Dünya, son yılların en ağır insani krizlerinden birine tanıklık ediyor. Sahra altı Afrika'dan Orta Doğu'ya, Asya'nın ücra köşelerinden Latin Amerika'ya kadar uzanan bir coğrafyada milyonlarca insan, günlük ekmeğini bulmak için adeta bir ölüm kalım mücadelesi veriyor.
BM verilerine göre, şu anda 800 milyondan fazla insan kronik açlık çekiyor. Bu rakam, neredeyse Avrupa nüfusunun tamamına denk geliyor. Peki nasıl oldu da durum bu kadar vahim bir hal aldı?
Krizin Arka Planı: Sadece Kuraklık Değil
Uzmanlar, mevcut durumu tetikleyen faktörleri şöyle sıralıyor:
- İklim değişikliğinin yol açtığı aşırı hava olayları
- Ukrayna-Rusya savaşının küresel gıda tedarik zincirini altüst etmesi
- Pandemi sonrası ekonomik dalgalanmalar
- Yükselen enflasyon ve gıda fiyatlarındaki çılgın artışlar
Özellikle Somali, Etiyopya ve Kenya'da durum hiç iç açıcı değil. Buralarda çocukların %30'undan fazlası ciddi şekilde yetersiz besleniyor. Doktorlar, "Artık kemiklerini sayabiliyoruz" diyor - ve bu abartı değil.
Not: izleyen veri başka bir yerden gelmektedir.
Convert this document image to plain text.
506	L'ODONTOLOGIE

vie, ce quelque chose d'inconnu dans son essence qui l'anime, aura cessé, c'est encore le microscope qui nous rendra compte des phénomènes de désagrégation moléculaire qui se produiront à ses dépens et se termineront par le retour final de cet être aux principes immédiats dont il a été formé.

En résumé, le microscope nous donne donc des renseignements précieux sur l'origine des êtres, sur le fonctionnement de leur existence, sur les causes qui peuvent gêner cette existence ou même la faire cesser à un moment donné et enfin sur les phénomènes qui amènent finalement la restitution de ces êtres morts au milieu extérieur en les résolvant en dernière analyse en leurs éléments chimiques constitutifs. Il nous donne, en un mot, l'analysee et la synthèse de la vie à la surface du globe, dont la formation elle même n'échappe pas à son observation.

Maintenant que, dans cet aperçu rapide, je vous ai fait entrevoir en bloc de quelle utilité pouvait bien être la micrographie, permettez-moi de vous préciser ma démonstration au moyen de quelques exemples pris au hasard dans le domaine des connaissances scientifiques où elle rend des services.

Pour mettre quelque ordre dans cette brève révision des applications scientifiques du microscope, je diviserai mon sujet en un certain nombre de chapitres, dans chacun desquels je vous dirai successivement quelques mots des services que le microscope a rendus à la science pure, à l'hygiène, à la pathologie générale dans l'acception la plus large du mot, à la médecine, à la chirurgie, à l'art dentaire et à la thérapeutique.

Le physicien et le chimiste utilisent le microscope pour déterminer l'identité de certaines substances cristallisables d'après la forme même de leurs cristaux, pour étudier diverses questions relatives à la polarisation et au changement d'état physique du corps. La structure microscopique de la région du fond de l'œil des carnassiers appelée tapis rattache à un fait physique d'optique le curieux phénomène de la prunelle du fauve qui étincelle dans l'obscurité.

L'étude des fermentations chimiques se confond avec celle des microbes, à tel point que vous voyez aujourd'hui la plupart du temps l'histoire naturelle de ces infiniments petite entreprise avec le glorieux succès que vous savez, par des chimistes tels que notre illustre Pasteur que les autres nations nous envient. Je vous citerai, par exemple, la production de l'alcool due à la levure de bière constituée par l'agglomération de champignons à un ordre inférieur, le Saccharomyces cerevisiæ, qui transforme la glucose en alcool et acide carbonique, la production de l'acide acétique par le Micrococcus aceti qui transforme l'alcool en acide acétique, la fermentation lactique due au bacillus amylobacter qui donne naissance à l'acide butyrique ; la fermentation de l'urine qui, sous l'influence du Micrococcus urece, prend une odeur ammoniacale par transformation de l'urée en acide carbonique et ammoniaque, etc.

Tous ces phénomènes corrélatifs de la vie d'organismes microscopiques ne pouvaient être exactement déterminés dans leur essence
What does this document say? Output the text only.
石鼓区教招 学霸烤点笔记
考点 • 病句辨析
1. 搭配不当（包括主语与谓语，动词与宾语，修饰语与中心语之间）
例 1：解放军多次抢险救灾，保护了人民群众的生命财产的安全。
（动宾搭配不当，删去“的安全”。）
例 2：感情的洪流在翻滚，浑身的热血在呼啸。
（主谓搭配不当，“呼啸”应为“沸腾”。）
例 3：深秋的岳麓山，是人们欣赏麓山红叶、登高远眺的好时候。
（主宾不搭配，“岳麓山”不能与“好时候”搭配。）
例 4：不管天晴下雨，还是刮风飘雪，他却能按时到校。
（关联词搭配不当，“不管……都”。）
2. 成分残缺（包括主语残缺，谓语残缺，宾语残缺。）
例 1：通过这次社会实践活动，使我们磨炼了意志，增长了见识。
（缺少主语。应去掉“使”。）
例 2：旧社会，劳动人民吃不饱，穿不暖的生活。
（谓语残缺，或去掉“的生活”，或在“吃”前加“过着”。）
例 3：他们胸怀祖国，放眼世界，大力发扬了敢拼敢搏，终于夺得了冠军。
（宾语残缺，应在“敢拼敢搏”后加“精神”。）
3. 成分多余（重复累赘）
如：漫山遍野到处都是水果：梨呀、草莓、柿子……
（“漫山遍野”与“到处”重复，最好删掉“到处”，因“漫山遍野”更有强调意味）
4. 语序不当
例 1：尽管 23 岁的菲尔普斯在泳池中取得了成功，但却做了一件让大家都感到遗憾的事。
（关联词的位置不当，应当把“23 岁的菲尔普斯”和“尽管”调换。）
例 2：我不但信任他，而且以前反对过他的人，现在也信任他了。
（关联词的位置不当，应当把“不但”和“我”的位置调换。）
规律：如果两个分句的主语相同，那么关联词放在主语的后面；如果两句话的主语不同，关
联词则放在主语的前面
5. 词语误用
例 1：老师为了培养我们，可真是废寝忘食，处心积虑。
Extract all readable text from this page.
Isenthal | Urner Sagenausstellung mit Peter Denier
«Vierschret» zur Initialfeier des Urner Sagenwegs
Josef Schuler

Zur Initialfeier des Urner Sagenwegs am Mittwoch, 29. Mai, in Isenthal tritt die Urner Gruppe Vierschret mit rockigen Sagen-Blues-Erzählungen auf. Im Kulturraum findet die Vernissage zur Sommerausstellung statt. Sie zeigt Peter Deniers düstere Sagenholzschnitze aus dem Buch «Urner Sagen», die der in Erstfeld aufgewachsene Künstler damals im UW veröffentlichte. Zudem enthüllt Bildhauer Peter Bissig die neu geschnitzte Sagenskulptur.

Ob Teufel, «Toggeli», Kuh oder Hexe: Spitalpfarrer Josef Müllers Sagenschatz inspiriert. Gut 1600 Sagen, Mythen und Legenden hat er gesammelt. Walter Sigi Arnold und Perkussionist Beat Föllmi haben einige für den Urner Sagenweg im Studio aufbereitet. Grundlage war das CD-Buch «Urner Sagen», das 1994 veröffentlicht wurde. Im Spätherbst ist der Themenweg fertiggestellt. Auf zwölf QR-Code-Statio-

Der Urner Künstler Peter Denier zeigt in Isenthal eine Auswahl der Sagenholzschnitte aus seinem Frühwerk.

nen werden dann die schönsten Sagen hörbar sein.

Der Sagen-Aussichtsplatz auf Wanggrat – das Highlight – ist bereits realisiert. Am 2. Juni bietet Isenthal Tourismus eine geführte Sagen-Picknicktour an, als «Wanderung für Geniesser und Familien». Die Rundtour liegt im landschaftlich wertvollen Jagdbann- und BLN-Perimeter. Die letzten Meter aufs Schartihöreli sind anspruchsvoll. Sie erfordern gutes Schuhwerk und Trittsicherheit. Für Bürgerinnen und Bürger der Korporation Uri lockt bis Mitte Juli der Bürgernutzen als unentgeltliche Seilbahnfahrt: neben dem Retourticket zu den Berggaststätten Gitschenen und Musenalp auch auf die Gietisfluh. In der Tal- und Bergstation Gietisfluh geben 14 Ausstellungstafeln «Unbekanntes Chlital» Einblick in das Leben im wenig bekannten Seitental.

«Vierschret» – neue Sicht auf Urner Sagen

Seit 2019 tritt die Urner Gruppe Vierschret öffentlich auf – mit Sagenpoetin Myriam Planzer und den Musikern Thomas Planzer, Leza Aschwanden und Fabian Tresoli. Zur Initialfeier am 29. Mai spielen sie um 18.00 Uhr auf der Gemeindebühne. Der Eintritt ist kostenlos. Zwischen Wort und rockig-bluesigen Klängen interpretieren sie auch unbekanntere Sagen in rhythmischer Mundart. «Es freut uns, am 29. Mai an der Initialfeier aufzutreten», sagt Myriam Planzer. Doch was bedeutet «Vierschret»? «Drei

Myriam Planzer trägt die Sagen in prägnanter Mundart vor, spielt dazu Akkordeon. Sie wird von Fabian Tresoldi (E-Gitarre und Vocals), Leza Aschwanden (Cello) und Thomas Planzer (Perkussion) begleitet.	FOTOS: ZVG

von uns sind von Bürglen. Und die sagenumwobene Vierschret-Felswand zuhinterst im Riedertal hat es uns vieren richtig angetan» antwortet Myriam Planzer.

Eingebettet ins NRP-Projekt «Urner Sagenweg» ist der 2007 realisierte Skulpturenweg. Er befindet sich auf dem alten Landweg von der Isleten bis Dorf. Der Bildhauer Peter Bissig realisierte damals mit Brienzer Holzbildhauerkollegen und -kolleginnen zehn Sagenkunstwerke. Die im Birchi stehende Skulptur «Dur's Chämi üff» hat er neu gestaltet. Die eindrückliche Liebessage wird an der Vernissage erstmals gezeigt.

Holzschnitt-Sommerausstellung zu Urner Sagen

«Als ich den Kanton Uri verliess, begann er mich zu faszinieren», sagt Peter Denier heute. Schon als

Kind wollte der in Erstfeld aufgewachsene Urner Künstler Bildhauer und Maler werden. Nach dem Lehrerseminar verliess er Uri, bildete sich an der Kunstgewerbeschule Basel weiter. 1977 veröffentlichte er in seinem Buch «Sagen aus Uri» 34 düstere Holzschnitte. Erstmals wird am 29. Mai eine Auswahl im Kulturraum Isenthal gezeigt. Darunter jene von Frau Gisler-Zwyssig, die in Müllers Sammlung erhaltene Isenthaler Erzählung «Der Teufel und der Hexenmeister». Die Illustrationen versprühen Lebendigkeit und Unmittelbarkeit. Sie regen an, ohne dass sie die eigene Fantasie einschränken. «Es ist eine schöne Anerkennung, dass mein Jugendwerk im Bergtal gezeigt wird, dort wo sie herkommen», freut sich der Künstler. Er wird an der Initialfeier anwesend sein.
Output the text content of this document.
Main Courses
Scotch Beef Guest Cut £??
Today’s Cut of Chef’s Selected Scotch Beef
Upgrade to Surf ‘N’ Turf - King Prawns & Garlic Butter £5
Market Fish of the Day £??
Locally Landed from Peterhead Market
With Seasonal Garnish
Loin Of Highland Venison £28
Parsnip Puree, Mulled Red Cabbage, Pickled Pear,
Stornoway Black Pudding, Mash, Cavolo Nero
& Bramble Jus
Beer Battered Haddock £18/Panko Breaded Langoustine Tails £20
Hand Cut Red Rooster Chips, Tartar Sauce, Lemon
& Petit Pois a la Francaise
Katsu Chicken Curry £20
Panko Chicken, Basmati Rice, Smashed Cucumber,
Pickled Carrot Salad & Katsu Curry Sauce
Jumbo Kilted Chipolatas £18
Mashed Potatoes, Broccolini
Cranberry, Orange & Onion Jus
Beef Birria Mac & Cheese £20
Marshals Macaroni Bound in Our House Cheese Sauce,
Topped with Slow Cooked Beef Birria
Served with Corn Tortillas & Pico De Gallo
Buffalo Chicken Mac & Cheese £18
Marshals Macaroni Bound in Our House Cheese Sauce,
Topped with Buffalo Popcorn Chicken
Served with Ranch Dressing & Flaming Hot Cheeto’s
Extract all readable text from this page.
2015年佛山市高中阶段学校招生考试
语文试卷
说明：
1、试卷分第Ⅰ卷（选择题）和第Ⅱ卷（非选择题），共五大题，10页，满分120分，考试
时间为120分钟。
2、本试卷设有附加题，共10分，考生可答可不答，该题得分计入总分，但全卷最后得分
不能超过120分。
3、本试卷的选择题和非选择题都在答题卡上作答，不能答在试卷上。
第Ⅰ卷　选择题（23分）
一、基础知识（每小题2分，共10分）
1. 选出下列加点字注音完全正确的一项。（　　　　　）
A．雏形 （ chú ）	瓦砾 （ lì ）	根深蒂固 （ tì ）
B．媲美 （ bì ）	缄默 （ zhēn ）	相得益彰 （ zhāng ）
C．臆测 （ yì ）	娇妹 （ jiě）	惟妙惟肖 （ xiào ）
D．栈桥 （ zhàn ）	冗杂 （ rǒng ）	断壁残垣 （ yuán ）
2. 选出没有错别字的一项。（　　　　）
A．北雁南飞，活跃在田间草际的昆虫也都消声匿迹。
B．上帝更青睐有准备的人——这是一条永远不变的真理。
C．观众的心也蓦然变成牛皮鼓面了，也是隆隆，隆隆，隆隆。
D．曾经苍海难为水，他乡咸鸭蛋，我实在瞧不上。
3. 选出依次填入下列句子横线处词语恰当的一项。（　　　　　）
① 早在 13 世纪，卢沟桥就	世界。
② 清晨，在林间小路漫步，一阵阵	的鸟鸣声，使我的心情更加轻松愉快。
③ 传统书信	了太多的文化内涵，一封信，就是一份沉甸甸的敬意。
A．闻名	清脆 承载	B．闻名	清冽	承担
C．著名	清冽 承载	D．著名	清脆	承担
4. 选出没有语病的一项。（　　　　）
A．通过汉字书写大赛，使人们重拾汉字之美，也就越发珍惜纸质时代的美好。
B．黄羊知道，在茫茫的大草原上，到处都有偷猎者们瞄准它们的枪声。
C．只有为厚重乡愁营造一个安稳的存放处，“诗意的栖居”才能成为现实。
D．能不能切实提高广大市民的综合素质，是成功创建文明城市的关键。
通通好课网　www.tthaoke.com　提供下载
Yardım Kuruluşları Alarm Veriyor
Kızılhaç yetkilileri, "Bu bir insanlık dramı" diye konuşurken, UNICEF'in verileri daha da ürkütücü: Her dört saniyede bir kişi açlık nedeniyle hayatını kaybediyor. Düşünsenize, bu satırları okurken bile onlarca can yitip gitti.
Peki çözüm ne? Uzmanlar acilen şunları öneriyor:
- Uluslararası toplumun acil gıda yardımını artırması
- Tarım alanlarında sürdürülebilir çözümler geliştirilmesi
- Yerel çiftçilerin desteklenmesi
- Gıda israfının önüne geçilmesi
Birleşmiş Milletler Genel Sekreteri'nin son açıklaması ise durumun vahametini gözler önüne seriyor: "Ya hep birlikte harekete geçeceğiz ya da tarih bizi asla affetmeyecek."